To understand what the world believes to be Israel’s unbridled belligerence in dealing with its situation, academics summon their favourite word, ‘existential’. Eniat Wilf, a foreign policy expert, says that two ideas underpin Israel—the first is its pre-ordained journey through catastrophe and redemption, the second is a sense of existential fear, the legacy of 3,000 years of invasion and persecution which culminated in the Nazi gas chamber. “There is a feeling that any moment all this, everything, can disappear,” says Wilf. Iranian president Ahmadenijad played these fears like a violin with his “wiping Israel from the map” rhetoric.

“When we read the rhetoric of Ahmadenijad or Naserallah (the Hezbollah leader in Lebanon), I see the same powerful ideas that I see in Hitler. My children have a grandmother with a number on her arm,” says Arnold Roth, whose daughter Malki went to a Jerusalem restaurant and thought nothing of the young man who entered with a guitar strapped to his back. Within minutes, Arnold and his wife had become members of a club they didn’t want to belong to — the Victims of Terror.

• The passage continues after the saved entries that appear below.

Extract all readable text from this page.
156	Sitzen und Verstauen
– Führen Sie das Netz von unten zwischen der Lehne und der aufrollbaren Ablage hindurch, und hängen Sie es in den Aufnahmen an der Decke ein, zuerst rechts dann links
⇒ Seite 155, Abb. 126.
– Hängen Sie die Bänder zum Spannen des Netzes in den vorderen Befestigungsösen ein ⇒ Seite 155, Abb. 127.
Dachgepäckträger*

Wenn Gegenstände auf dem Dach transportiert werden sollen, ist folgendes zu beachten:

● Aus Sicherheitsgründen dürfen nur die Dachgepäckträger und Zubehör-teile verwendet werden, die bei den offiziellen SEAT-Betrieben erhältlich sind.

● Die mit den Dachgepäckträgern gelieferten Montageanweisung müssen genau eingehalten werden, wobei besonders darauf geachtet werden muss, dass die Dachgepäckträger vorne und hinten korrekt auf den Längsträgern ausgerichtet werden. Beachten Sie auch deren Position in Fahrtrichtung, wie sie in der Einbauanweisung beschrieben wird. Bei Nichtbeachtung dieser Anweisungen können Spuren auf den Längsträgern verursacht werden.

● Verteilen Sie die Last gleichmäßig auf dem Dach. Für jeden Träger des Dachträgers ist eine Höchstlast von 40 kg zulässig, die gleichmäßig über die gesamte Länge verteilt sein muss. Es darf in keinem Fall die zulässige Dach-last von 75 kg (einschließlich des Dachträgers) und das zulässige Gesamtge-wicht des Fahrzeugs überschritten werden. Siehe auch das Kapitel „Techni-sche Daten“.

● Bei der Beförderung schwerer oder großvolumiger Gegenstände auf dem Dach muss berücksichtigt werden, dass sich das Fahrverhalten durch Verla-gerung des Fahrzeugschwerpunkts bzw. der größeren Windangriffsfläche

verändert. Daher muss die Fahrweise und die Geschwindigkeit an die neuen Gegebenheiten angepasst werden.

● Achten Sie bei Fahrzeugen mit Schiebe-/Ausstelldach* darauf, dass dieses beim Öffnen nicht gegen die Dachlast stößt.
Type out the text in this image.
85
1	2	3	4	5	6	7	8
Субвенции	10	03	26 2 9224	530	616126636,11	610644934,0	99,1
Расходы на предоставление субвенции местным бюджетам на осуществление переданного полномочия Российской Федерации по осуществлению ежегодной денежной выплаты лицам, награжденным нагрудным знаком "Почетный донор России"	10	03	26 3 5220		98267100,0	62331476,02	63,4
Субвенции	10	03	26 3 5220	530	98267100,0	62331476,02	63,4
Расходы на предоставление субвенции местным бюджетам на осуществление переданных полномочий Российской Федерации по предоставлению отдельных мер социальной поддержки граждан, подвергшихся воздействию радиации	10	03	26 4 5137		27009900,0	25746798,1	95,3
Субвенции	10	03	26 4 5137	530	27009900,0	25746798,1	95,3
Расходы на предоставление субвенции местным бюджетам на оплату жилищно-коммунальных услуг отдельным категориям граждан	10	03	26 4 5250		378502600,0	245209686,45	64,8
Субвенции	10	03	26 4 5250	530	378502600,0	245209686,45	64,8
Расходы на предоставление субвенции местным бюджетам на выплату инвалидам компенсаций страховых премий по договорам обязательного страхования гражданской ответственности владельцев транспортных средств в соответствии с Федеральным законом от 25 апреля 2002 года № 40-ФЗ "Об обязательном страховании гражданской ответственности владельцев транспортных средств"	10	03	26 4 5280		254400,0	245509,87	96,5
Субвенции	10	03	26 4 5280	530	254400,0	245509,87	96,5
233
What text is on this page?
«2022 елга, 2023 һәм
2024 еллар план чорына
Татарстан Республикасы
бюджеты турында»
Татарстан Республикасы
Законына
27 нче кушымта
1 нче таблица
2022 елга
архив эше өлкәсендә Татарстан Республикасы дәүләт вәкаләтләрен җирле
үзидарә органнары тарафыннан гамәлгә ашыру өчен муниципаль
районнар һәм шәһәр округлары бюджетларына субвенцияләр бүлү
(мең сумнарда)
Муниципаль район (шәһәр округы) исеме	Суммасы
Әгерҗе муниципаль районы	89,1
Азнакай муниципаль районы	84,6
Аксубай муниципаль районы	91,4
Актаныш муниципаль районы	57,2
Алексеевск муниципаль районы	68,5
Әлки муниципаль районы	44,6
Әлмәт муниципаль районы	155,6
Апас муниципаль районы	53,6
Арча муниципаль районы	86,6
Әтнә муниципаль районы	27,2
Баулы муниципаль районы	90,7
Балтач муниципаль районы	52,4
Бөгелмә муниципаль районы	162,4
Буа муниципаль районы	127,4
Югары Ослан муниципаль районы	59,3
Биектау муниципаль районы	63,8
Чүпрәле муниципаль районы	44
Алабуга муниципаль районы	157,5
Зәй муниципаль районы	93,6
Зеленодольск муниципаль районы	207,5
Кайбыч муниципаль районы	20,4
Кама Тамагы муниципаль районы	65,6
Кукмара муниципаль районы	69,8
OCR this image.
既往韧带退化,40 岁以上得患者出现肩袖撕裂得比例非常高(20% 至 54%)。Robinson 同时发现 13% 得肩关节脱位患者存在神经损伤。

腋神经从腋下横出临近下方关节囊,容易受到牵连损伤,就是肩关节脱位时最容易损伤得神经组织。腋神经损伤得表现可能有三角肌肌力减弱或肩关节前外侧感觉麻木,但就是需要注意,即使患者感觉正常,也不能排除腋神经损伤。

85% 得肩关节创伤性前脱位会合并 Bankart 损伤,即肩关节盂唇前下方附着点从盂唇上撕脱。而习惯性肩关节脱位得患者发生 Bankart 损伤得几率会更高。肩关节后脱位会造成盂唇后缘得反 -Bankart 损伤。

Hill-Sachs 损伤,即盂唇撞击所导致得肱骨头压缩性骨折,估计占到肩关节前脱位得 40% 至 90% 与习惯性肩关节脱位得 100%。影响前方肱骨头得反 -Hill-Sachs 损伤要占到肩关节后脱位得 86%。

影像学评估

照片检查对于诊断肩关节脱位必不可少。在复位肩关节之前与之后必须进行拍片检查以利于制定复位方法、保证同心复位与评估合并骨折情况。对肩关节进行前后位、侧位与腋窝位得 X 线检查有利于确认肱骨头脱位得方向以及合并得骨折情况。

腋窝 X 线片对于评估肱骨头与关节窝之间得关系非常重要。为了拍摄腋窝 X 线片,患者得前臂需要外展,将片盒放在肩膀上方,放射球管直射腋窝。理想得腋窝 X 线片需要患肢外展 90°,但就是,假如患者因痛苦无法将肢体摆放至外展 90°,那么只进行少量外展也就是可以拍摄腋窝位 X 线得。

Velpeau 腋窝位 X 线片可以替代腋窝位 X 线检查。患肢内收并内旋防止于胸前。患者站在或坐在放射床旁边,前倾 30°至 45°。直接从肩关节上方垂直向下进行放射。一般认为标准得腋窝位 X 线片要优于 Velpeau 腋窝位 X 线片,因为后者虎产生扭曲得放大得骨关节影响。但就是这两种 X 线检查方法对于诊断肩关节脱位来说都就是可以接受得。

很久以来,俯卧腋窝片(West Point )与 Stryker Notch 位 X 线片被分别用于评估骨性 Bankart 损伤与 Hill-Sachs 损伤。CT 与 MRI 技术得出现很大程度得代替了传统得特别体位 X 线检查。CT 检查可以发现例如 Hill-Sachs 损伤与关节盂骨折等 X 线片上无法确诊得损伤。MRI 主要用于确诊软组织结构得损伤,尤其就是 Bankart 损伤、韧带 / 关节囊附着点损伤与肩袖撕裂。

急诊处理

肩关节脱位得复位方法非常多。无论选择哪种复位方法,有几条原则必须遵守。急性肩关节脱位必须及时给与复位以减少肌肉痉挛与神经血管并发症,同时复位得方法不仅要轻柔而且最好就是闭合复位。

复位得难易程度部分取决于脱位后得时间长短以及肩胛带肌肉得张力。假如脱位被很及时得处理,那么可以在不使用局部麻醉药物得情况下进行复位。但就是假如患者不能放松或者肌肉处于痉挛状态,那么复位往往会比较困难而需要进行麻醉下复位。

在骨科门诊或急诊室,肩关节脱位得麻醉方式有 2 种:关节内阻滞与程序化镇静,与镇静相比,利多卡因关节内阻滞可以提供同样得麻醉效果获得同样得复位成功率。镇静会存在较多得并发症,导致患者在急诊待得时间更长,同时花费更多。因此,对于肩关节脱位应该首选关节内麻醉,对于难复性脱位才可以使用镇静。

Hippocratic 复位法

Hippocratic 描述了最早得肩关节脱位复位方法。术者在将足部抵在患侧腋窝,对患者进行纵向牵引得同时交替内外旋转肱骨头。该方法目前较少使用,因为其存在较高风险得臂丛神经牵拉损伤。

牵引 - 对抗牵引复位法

“To be a victim of terror is not romantic, not beautiful, not transcendental, not heroic,” says Arnold. “It is not like going to a movie that has an end. By being merciful to terror we are being intolerably cruel to ourselves. When victims of terror meet, the obsessive interest is not to kill Arabs, but to find ways to ensure that our grief does not cripple our children.”

Dr Nazmi Al-Jubeh, a moderate Palestinian, attempts an explanation. “They are starving in Gaza,” he says. “There is no employment, nothing. All they do is bring children into this world and become suicide bombers. Mentally they are in siege. They have no plans when they reach 22, so they think the best is to become a martyr, get a picture on the wall or in the paper.” Both Al-Jubeh and Zayyad condemn the extremism of Hamas, but are equally clear that Israeli tanks will only worsen, never solve. And many Israelis know this too. Despite the barbed wire, the espionage, the military might, terrorism has not been defeated.

Moderate voices on both sides say that the redemption lies in dialogue, and they quote the words of the prophet Isaiah, often cited by Israel’s founding father Chaim Weizmann, “Zion shall be redeemed with justice.”

After the Mumbai blasts, a TV channel asked: “Should India go the Israel way?” Should our tolerance level be zero? Listen to the wisdom of Shlomo Breznitz, the 70-year-old professor who in 1979, started the world’s first institute to study the impact of stress on the nervous system, in Haifa. “Israel is the natural laboratory to do research,” he says drily. “I would gladly give up this advantage for a little peace of mind.” An old India hand, he continues, “One thing that Israel can learn from India is patience. Today, the role of your country as a large democracy presenting this patience to the world is very important. Please do not ever lose this.”